In Fact, Sometimes I Want To Quit
Yep, I’m sure you all can relate right? When outside forces start piling up the negativity so high that it’s hard for me to see past it. When nothing is going as planned, I have too many things that I need to deal with, I feel overwhelmed and just can’t do it anymore.. I wanna quit. I wanna give the world (and many specific individuals) the finger and just be done.
It’s human nature right? I am not perfect... In fact, I’m not sure I could be any further from it. Just because I am trying to focus on the good, doesn’t mean I’m not going to fail horribly sometimes.
The difference is that I now refuse to allow that negativity to take over. I will not let it cripple me into a person I do not want to be... and each and every day I will choose happiness, because I have the ability within me. I have the strength to power through the bullshit and choose how I am going to handle a situation, therefore deciding the outcome.
Well, what I have come to realize a pattern; Those times when I actually reach the point of just being done and am metaphorically flipping the bird to the world, I’m disconnected with myself and completely unfocused.
I have not been taking that time to allow myself to meditate if you will. I have not given myself those daily moments to escape from the world, really breathe, reconnect with my soul and allow my brain to clear.. being able to focus on the real goals.
I think these moments are extremely important, and I have noticed a significant change in my ability to handle stress without them. While specifically where these moments can happen is different for each person, for me that has always been in the form of escaping into nature.

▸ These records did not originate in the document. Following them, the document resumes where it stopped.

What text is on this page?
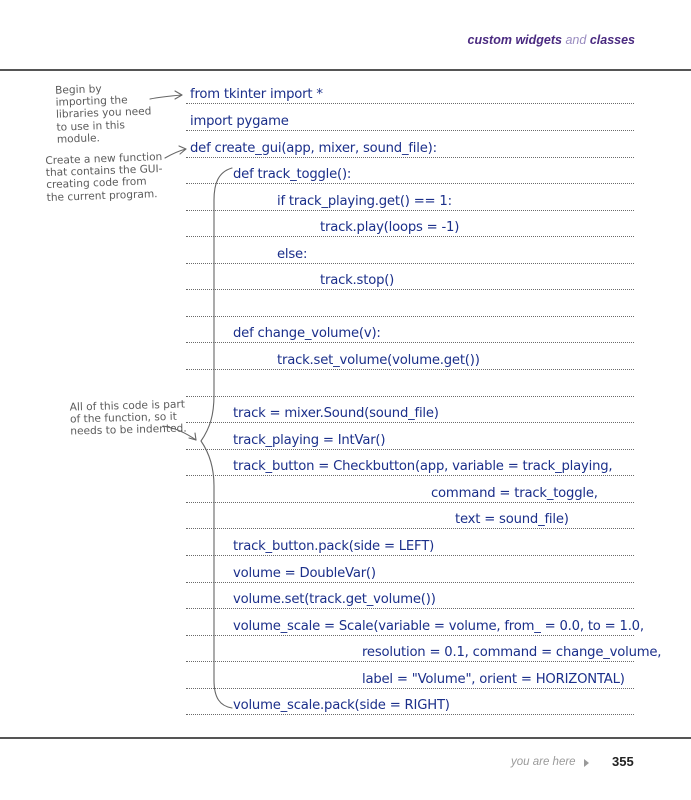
custom widgets and classes
from tkinter import *
import pygame
def create_gui(app, mixer, sound_file):
def track_toggle():
if track_playing.get() == 1:
track.play(loops = -1)
else:
track.stop()
def change_volume(v):
track.set_volume(volume.get())
track = mixer.Sound(sound_file)
track_playing = IntVar()
track_button = Checkbutton(app, variable = track_playing,
command = track_toggle,
text = sound_file)
track_button.pack(side = LEFT)
volume = DoubleVar()
volume.set(track.get_volume())
volume_scale = Scale(variable = volume, from_ = 0.0, to = 1.0,
resolution = 0.1, command = change_volume,
label = "Volume", orient = HORIZONTAL)
volume_scale.pack(side = RIGHT)
Begin by importing the libraries you need to use in this module.
Create a new function that contains the GUI-creating code from the current program.
All of this code is part of the function, so it needs to be indented.
you are here	355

I have always had a spot though... a place Where I would go daily for a minute or two and just sort of refocus. But, with the recent move I haven’t quite found my spot yet. Which means I haven’t allowed myself to have those moments ... and therefore want to give the world the finger more often than normal 😄
So, I’m giving myself the challenge this week to not only find a new spot.. but to visit it daily. I am challenging myself to do a daily break, to relax, refocus and reconnect. And since you all are part of this crazy journey...

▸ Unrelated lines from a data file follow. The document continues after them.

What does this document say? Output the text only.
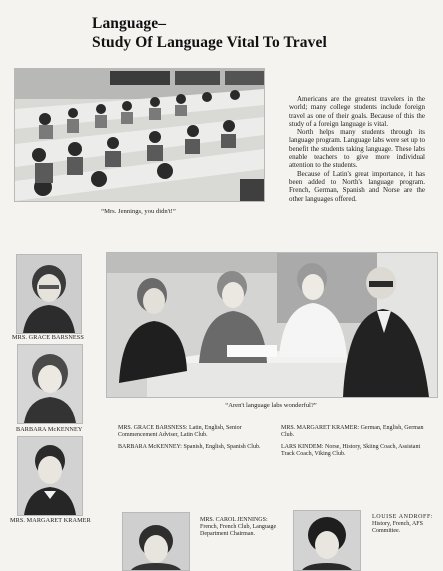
Language–
Study Of Language Vital To Travel
“Mrs. Jennings, you didn't!”

Americans are the greatest travelers in the world; many college students include foreign travel as one of their goals. Because of this the study of a foreign language is vital.

North helps many students through its language program. Language labs were set up to benefit the students taking language. These labs enable teachers to give more individual attention to the students.

Because of Latin's great importance, it has been added to North's language program. French, German, Spanish and Norse are the other languages offered.

MRS. GRACE BARSNESS
BARBARA McKENNEY
MRS. MARGARET KRAMER
“Aren't language labs wonderful?”
MRS. GRACE BARSNESS: Latin, English, Senior Commencement Adviser, Latin Club.
BARBARA McKENNEY: Spanish, English, Spanish Club.
MRS. MARGARET KRAMER: German, English, German Club.
LARS KINDEM: Norse, History, Skiing Coach, Assistant Track Coach, Viking Club.
MRS. CAROL JENNINGS: French, French Club, Language Department Chairman.
LOUISE ANDROFF:
History, French, AFS Committee.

I am challenging you to do the same.
Find a place; whether that be in your favorite room, outside somewhere or just hiding in a closet or bathroom because it’s the only place that you can somehow get a minute to yourself.. Yeah Moms, I’m talking to you.

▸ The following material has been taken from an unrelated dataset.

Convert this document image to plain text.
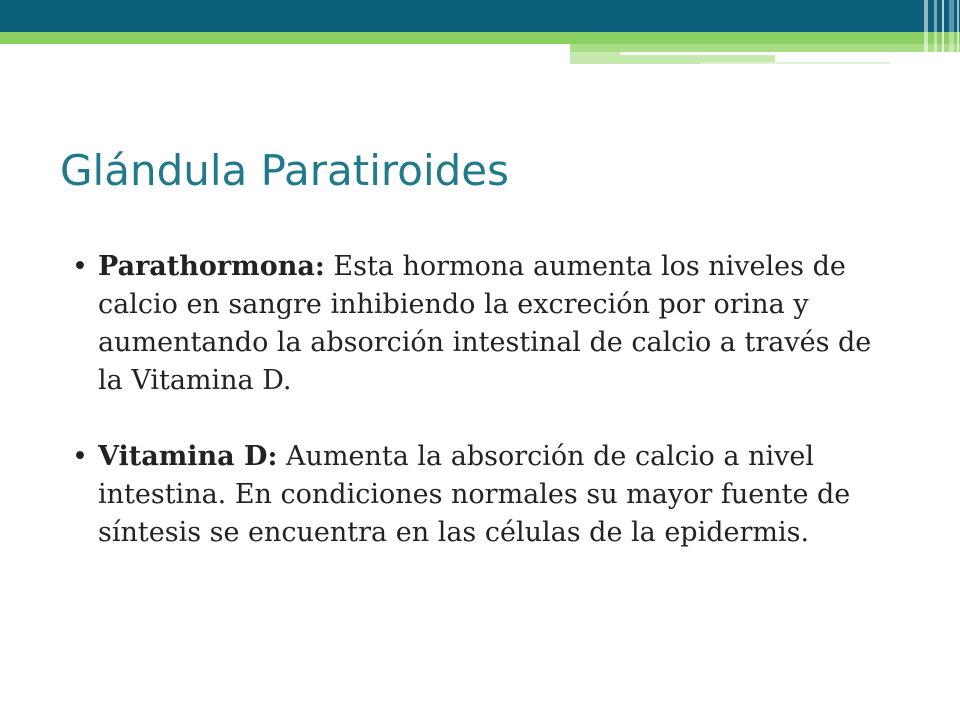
Glándula Paratiroides
• Parathormona: Esta hormona aumenta los niveles de calcio en sangre inhibiendo la excreción por orina y aumentando la absorción intestinal de calcio a través de la Vitamina D.
• Vitamina D: Aumenta la absorción de calcio a nivel intestina. En condiciones normales su mayor fuente de síntesis se encuentra en las células de la epidermis.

Take a minute to let your mind wander, think about what makes you truly happy, the goals you want to achieve and some ways to make them happen. Or don’t think about anything at all.. just listen to your favorite music and let the lyrics take you to another place entirely. You could even make a journal or inspiration board based on the goals you come up with if that’s your thing.
The point is to allow yourself that time to reconnect with yourself. After all, we can’t take care of all of those around us without first taking care of ourselves.
So where is your spot? What do you do to reconnect and refocus? And who is joining me in the challenge this week??
Thank you for going on this journey with me.